La pastèque marocaine subit les conséquences d’une vague de désinformation qui se propage depuis plusieurs semaines sur les réseaux sociaux. Sur Facebook, TikTok ou Instagram, des publications affirment, sans fondement scientifique, que ce fruit contiendrait des résidus excessifs de pesticides, des vers ou d’autres substances nocives. Des rumeurs que l’Office national de sécurité sanitaire des produits alimentaires (ONSSA) dément, tout en assurant que les analyses réalisées n’ont révélé aucune anomalie.
Selon l’Office, les contrôles sont effectués à toutes les étapes de la filière, depuis les exploitations agricoles jusqu’aux marchés de gros, en passant par les stations de conditionnement, les espaces de stockage, les grandes surfaces et les opérations d’importation. À fin juin 2026, plus de 5.600 échantillons de fruits et légumes avaient été analysés, dont 557 échantillons de pastèques.
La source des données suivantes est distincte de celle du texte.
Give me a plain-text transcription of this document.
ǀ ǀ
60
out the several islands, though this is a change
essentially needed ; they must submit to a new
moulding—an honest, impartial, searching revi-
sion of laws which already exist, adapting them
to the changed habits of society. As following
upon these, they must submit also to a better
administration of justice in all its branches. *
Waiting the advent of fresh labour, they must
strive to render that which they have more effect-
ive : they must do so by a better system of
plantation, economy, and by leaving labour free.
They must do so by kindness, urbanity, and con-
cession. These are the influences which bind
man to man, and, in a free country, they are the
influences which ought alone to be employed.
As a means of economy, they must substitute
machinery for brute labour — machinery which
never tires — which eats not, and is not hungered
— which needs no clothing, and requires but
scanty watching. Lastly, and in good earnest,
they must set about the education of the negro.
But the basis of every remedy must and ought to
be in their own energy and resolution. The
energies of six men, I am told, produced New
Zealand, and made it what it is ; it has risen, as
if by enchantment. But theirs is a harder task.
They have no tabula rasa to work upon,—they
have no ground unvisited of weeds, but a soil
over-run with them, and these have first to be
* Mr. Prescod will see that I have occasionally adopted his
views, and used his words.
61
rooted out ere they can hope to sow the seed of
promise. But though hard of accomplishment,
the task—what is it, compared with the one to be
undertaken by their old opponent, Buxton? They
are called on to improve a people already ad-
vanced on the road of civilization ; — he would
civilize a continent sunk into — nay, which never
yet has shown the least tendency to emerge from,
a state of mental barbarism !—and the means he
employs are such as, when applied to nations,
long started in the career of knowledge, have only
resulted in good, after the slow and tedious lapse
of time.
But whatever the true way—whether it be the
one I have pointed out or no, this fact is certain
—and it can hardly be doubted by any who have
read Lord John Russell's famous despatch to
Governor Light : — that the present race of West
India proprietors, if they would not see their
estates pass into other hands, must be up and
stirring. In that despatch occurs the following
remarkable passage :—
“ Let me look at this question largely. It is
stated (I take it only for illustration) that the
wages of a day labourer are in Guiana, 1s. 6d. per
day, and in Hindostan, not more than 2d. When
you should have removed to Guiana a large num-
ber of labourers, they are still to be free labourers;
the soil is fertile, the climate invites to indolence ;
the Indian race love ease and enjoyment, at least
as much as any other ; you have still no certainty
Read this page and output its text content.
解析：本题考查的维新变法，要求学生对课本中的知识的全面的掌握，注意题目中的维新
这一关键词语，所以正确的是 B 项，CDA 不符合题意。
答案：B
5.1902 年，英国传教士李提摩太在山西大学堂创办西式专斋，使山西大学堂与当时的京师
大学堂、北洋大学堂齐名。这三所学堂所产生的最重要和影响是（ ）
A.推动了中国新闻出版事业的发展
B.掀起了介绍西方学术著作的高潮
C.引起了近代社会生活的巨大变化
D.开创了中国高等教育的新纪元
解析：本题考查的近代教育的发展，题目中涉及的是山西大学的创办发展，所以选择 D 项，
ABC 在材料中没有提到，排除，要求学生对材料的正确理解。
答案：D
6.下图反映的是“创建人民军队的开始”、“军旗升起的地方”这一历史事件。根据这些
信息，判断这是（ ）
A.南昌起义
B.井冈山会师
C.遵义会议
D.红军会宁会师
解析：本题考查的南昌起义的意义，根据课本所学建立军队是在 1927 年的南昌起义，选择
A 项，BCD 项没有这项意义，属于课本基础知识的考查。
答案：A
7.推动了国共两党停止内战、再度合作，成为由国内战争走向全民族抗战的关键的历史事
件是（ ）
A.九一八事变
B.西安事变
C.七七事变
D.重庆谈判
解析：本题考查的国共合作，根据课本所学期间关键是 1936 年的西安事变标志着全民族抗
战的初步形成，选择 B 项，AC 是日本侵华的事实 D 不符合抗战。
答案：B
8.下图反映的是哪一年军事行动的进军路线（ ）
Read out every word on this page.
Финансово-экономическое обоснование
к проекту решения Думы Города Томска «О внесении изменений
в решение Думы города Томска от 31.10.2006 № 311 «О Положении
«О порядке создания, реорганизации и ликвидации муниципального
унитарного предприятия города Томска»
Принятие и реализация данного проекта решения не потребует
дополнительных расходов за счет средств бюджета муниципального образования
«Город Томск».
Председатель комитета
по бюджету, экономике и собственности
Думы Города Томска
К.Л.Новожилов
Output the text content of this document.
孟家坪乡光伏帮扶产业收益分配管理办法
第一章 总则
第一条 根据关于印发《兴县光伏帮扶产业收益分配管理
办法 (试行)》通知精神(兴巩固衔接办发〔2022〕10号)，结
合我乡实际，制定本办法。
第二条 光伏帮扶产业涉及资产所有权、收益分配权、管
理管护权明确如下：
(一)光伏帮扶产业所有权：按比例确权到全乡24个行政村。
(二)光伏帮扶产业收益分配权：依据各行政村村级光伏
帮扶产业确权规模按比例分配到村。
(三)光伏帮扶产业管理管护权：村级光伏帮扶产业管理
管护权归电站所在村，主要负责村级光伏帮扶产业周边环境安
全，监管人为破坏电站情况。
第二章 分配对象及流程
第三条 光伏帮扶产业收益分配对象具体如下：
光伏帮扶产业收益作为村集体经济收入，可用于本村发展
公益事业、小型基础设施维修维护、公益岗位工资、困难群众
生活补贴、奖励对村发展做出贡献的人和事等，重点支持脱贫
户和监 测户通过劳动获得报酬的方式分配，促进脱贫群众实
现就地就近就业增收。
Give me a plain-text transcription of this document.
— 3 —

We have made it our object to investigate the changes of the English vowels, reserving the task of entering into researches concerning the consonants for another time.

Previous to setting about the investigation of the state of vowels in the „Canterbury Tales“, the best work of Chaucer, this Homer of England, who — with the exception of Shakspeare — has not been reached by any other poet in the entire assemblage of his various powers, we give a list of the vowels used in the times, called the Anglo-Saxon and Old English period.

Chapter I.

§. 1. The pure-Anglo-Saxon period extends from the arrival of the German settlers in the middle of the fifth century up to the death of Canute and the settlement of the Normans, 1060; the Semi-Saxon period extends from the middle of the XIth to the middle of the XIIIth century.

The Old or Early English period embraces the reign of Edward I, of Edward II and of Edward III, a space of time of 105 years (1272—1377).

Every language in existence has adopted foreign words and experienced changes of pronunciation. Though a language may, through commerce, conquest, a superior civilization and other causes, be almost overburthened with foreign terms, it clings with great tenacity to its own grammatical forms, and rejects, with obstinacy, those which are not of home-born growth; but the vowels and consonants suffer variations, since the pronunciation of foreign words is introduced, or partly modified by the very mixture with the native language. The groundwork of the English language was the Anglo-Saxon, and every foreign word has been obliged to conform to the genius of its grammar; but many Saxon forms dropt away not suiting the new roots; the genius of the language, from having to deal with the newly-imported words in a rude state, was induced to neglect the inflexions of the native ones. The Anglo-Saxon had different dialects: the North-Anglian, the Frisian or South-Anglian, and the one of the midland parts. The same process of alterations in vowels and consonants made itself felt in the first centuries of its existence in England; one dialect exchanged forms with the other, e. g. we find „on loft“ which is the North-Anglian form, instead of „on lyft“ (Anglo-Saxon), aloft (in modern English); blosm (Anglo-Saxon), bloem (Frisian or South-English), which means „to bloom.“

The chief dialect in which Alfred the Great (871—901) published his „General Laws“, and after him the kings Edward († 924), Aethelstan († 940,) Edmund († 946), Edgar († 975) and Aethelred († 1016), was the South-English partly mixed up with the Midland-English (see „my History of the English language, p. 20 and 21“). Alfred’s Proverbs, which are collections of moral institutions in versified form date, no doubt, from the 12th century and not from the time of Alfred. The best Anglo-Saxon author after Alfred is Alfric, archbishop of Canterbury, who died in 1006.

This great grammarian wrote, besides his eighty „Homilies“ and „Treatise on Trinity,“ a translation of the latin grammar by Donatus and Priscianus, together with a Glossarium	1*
Tous se sont révélés conformes aux normes sanitaires en vigueur.
L’ONSSA souligne également qu’aucune alerte concernant la pastèque marocaine n’a été enregistrée depuis 2023 par le Système d’alerte rapide pour les denrées alimentaires et les aliments pour animaux (RASFF) de l’Union européenne. En 2026, seules trois des 625 notifications portant sur des fruits et légumes importés concernaient des produits marocains, sans aucun lien avec la pastèque.
Des prix divisés par cinq
Malgré ces garanties, la méfiance d’une partie des consommateurs continue de peser sur le marché. Au marché de gros de Casablanca, les ventes ont nettement ralenti et les prix se sont effondrés. Le kilogramme de pastèque, vendu entre 4 et 5 dirhams au début de la campagne, s’échange désormais entre 1 et 2 dirhams.
Cette baisse ne suffit toutefois pas à relancer la consommation. Les professionnels constatent un recul persistant de la demande, qui se traduit également par une diminution des volumes acheminés vers les marchés. Le nombre de camions transportant des pastèques a ainsi diminué par rapport au début de la saison, signe d’un ralentissement de l’activité dans l’ensemble de la filière.
Des soupçons sans preuve
Face à cette situation, certains opérateurs avancent l’hypothèse d’une stratégie économique visant à fragiliser les producteurs. Selon eux, la diffusion répétée de fausses informations pourrait permettre à certains intermédiaires d’acheter les récoltes à des prix fortement réduits avant de les revendre avec une marge plus importante.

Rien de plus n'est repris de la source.